La décision saoudienne de faire monter les prix du pétrole risque également de rouvrir un fossé entre l’Arabie saoudite et Washington, au moment même où les États-Unis cherchent à conclure un accord historique pour normaliser les relations entre Israël et le royaume et tentent de consolider une alliance contre la Russie lors de la réunion du G20 de ce week-end. Inde.

«Les Saoudiens n’ont pas beaucoup d’amis à Washington en ce moment. Il y a absolument un risque qu’ils commencent à devenir une « pièce à conviction A » si Washington veut à nouveau blâmer quelqu’un pour les prix élevés à la pompe ou le ralentissement de l’économie », a déclaré Raad Alkadiri, analyste chez Eurasia Group à Washington.

La prolongation des réductions intervient également à un moment délicat au niveau national pour la Maison Blanche, qui a souligné le renforcement de l’économie et le ralentissement de l’inflation comme un signe que la « bidenomics » fonctionne.

Les prix à la pompe ont tendance à jouer un rôle démesuré dans la perception des électeurs de l’économie, et les analystes affirment qu’un resserrement du marché pétrolier pourrait propulser le brut à 100 dollars le baril avant la fin de l’année, ce qui ferait grimper les prix du carburant au moment même où l’inflation commence à ralentir dans les économies occidentales.

« Le danger pour la Maison Blanche est que la hausse des prix de l’essence ait le pouvoir d’inverser le sentiment d’amélioration de la situation et de baisse de l’inflation », a déclaré Richard Bronze, co-fondateur du cabinet de conseil Energy Aspects.

Toute nouvelle hausse des prix de l’essence pourrait également compliquer le travail de la Réserve fédérale américaine, qui devra décider si elle doit relever cette année encore les taux d’intérêt – déjà à leur plus haut niveau depuis 22 ans – pour calmer l’économie.

Alan Detmeister, économiste à l’UBS et ancien membre de la Fed, a déclaré qu’il s’attendait à une augmentation « assez importante » de l’indice des prix à la consommation pour le mois d’août lors de la publication des données la semaine prochaine en raison de la hausse des prix de l’essence. Il s’attend également à une nouvelle hausse des données de septembre, publiées en octobre.

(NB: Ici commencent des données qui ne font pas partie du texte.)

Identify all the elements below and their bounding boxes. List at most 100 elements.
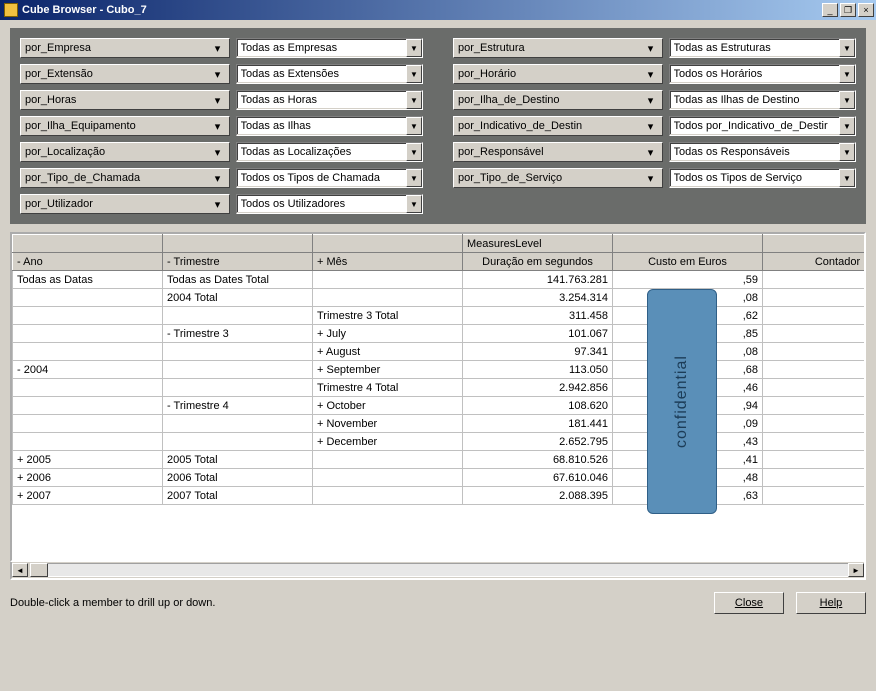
header-measures[interactable]: MeasuresLevel bbox=[463, 235, 613, 253]
scroll-track[interactable] bbox=[48, 563, 848, 577]
dimension-por_Indicativo_de_Destin[interactable]: por_Indicativo_de_Destin▾ bbox=[453, 116, 663, 136]
cell-c[interactable] bbox=[313, 271, 463, 289]
table-row[interactable]: - Trimestre 4+ October108.620,94970 bbox=[13, 397, 867, 415]
combo-por_Ilha_Equipamento[interactable]: Todas as Ilhas▼ bbox=[236, 116, 423, 136]
cell-b[interactable] bbox=[163, 433, 313, 451]
table-row[interactable]: + 20072007 Total2.088.395,6314.498 bbox=[13, 487, 867, 505]
cell-a[interactable] bbox=[13, 325, 163, 343]
dimension-por_Tipo_de_Serviço[interactable]: por_Tipo_de_Serviço▾ bbox=[453, 168, 663, 188]
combo-por_Empresa[interactable]: Todas as Empresas▼ bbox=[236, 38, 423, 58]
dimension-por_Extensão[interactable]: por_Extensão▾ bbox=[20, 64, 230, 84]
cell-c[interactable]: Trimestre 3 Total bbox=[313, 307, 463, 325]
cell-b[interactable]: 2006 Total bbox=[163, 469, 313, 487]
cell-f[interactable]: 473.246 bbox=[763, 451, 867, 469]
cell-d[interactable]: 68.810.526 bbox=[463, 451, 613, 469]
cell-a[interactable] bbox=[13, 415, 163, 433]
close-window-button[interactable]: × bbox=[858, 3, 874, 17]
cell-f[interactable]: 683 bbox=[763, 325, 867, 343]
header-custo[interactable]: Custo em Euros bbox=[613, 253, 763, 271]
dropdown-button-icon[interactable]: ▼ bbox=[839, 39, 855, 57]
dimension-por_Empresa[interactable]: por_Empresa▾ bbox=[20, 38, 230, 58]
cell-d[interactable]: 2.088.395 bbox=[463, 487, 613, 505]
combo-por_Horário[interactable]: Todos os Horários▼ bbox=[669, 64, 856, 84]
combo-por_Ilha_de_Destino[interactable]: Todas as Ilhas de Destino▼ bbox=[669, 90, 856, 110]
cell-f[interactable]: 477.295 bbox=[763, 469, 867, 487]
dropdown-button-icon[interactable]: ▼ bbox=[406, 117, 422, 135]
cell-a[interactable] bbox=[13, 289, 163, 307]
cell-a[interactable] bbox=[13, 343, 163, 361]
dimension-por_Tipo_de_Chamada[interactable]: por_Tipo_de_Chamada▾ bbox=[20, 168, 230, 188]
cell-a[interactable]: - 2004 bbox=[13, 361, 163, 379]
combo-por_Extensão[interactable]: Todas as Extensões▼ bbox=[236, 64, 423, 84]
scroll-left-icon[interactable]: ◄ bbox=[12, 563, 28, 577]
cell-d[interactable]: 2.652.795 bbox=[463, 433, 613, 451]
cell-f[interactable]: 21.365 bbox=[763, 379, 867, 397]
cell-f[interactable]: 1.152 bbox=[763, 415, 867, 433]
minimize-button[interactable]: _ bbox=[822, 3, 838, 17]
cell-c[interactable]: + July bbox=[313, 325, 463, 343]
cell-b[interactable]: - Trimestre 4 bbox=[163, 397, 313, 415]
combo-por_Indicativo_de_Destin[interactable]: Todos por_Indicativo_de_Destir▼ bbox=[669, 116, 856, 136]
dropdown-button-icon[interactable]: ▼ bbox=[839, 117, 855, 135]
cell-a[interactable] bbox=[13, 379, 163, 397]
cell-c[interactable] bbox=[313, 289, 463, 307]
cell-a[interactable] bbox=[13, 433, 163, 451]
dimension-por_Utilizador[interactable]: por_Utilizador▾ bbox=[20, 194, 230, 214]
cell-d[interactable]: 181.441 bbox=[463, 415, 613, 433]
cell-c[interactable]: + September bbox=[313, 361, 463, 379]
combo-por_Localização[interactable]: Todas as Localizações▼ bbox=[236, 142, 423, 162]
close-button[interactable]: Close bbox=[714, 592, 784, 614]
header-ano[interactable]: - Ano bbox=[13, 253, 163, 271]
combo-por_Responsável[interactable]: Todas os Responsáveis▼ bbox=[669, 142, 856, 162]
cell-b[interactable]: 2004 Total bbox=[163, 289, 313, 307]
cell-c[interactable]: + August bbox=[313, 343, 463, 361]
table-row[interactable]: - Trimestre 3+ July101.067,85683 bbox=[13, 325, 867, 343]
cell-f[interactable]: 2.491 bbox=[763, 307, 867, 325]
dropdown-button-icon[interactable]: ▼ bbox=[406, 143, 422, 161]
cell-b[interactable]: 2007 Total bbox=[163, 487, 313, 505]
dimension-por_Horas[interactable]: por_Horas▾ bbox=[20, 90, 230, 110]
dropdown-button-icon[interactable]: ▼ bbox=[839, 169, 855, 187]
scroll-right-icon[interactable]: ► bbox=[848, 563, 864, 577]
cell-d[interactable]: 113.050 bbox=[463, 361, 613, 379]
table-row[interactable]: Todas as DatasTodas as Dates Total141.76… bbox=[13, 271, 867, 289]
combo-por_Estrutura[interactable]: Todas as Estruturas▼ bbox=[669, 38, 856, 58]
horizontal-scrollbar[interactable]: ◄ ► bbox=[10, 562, 866, 580]
cell-a[interactable]: + 2007 bbox=[13, 487, 163, 505]
dimension-por_Ilha_de_Destino[interactable]: por_Ilha_de_Destino▾ bbox=[453, 90, 663, 110]
dimension-por_Ilha_Equipamento[interactable]: por_Ilha_Equipamento▾ bbox=[20, 116, 230, 136]
dimension-por_Localização[interactable]: por_Localização▾ bbox=[20, 142, 230, 162]
table-row[interactable]: + 20052005 Total68.810.526,41473.246 bbox=[13, 451, 867, 469]
header-duracao[interactable]: Duração em segundos bbox=[463, 253, 613, 271]
cell-f[interactable]: 730 bbox=[763, 343, 867, 361]
dropdown-button-icon[interactable]: ▼ bbox=[406, 65, 422, 83]
cell-f[interactable]: 19.243 bbox=[763, 433, 867, 451]
restore-button[interactable]: ❐ bbox=[840, 3, 856, 17]
cell-a[interactable]: + 2005 bbox=[13, 451, 163, 469]
combo-por_Tipo_de_Serviço[interactable]: Todos os Tipos de Serviço▼ bbox=[669, 168, 856, 188]
cell-f[interactable]: 988.895 bbox=[763, 271, 867, 289]
cell-b[interactable] bbox=[163, 307, 313, 325]
table-row[interactable]: 2004 Total3.254.314,0823.856 bbox=[13, 289, 867, 307]
cell-b[interactable] bbox=[163, 415, 313, 433]
dropdown-button-icon[interactable]: ▼ bbox=[839, 143, 855, 161]
cell-c[interactable]: Trimestre 4 Total bbox=[313, 379, 463, 397]
dimension-por_Responsável[interactable]: por_Responsável▾ bbox=[453, 142, 663, 162]
table-row[interactable]: Trimestre 4 Total2.942.856,4621.365 bbox=[13, 379, 867, 397]
cell-d[interactable]: 3.254.314 bbox=[463, 289, 613, 307]
cell-d[interactable]: 101.067 bbox=[463, 325, 613, 343]
cell-d[interactable]: 108.620 bbox=[463, 397, 613, 415]
cell-b[interactable] bbox=[163, 343, 313, 361]
dimension-por_Horário[interactable]: por_Horário▾ bbox=[453, 64, 663, 84]
cell-e[interactable]: ,59 bbox=[613, 271, 763, 289]
cell-a[interactable] bbox=[13, 397, 163, 415]
pivot-grid[interactable]: MeasuresLevel - Ano - Trimestre + Mês Du… bbox=[10, 232, 866, 562]
header-contador[interactable]: Contador bbox=[763, 253, 867, 271]
cell-c[interactable] bbox=[313, 487, 463, 505]
cell-c[interactable] bbox=[313, 469, 463, 487]
table-row[interactable]: + December2.652.795,4319.243 bbox=[13, 433, 867, 451]
dropdown-button-icon[interactable]: ▼ bbox=[406, 91, 422, 109]
combo-por_Horas[interactable]: Todas as Horas▼ bbox=[236, 90, 423, 110]
cell-a[interactable]: + 2006 bbox=[13, 469, 163, 487]
cell-f[interactable]: 1.078 bbox=[763, 361, 867, 379]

Une hausse plus lente des prix dans d’autres secteurs pourrait aider à compenser l’inflation alimentée par l’énergie, mais il a déclaré que les mouvements des prix du pétrole pourraient « facilement » ramener l’inflation annuelle aux États-Unis à au moins 4 pour cent en septembre, contre 3,2 pour cent actuellement.

Le problème est déjà évident dans les stations-service américaines, où les prix ont grimpé de près d’un quart cette année pour atteindre 3,80 dollars le gallon. Cela reste inférieur au niveau record de plus de 5 dollars atteint l’été dernier – mais toujours 60 % au-dessus de leur niveau lorsque Biden est entré en fonction en janvier 2021.

L’inflation du prix du carburant – visible par les lumières brillantes le long des principales routes du pays – a fourni aux opposants républicains de Biden des lignes d’attaque avant l’élection présidentielle de l’année prochaine. Ils reprochent à la Maison Blanche de donner la priorité à la politique climatique plutôt qu’à la production pétrolière nationale.

« Ils utilisent l’environnement simplement pour détruire les gens. Nous avons de l’or liquide sous nos pieds. Nous faisions fortune. Et puis il a désactivé cela », a déclaré Donald Trump, l’ancien président et favori des primaires républicaines, dans une récente interview à Newsmax. « Nous allons forer, bébé, forer. » . . Nous allons faire baisser considérablement les prix de l’énergie.

L’année dernière, alors qu’une crise mondiale des prix de l’énergie faisait rage suite à l’invasion à grande échelle de l’Ukraine par la Russie, la Maison Blanche a mis les bouchées doubles alors que les prix de l’essence ont grimpé jusqu’à 4 dollars le gramme, voire au-dessus, considéré comme un seuil politiquement sensible.

Biden a imploré les foreurs de schiste de pomper davantage de pétrole, puis a autorisé la mise sur le marché de volumes records de brut stockés dans les stocks fédéraux d’urgence, contribuant ainsi à maîtriser la forte hausse des prix du pétrole.

Mais ces leviers sont désormais moins efficaces. Le secteur du schiste, autrefois prolifique, connaît une croissance lente ces jours-ci et la réserve stratégique de pétrole a été réduite à son plus bas niveau depuis 1983. Cette combinaison a contribué à resserrer les marchés pétroliers alors que la demande mondiale de carburant monte en flèche, donnant à l’Arabie saoudite plus d’influence sur les prix.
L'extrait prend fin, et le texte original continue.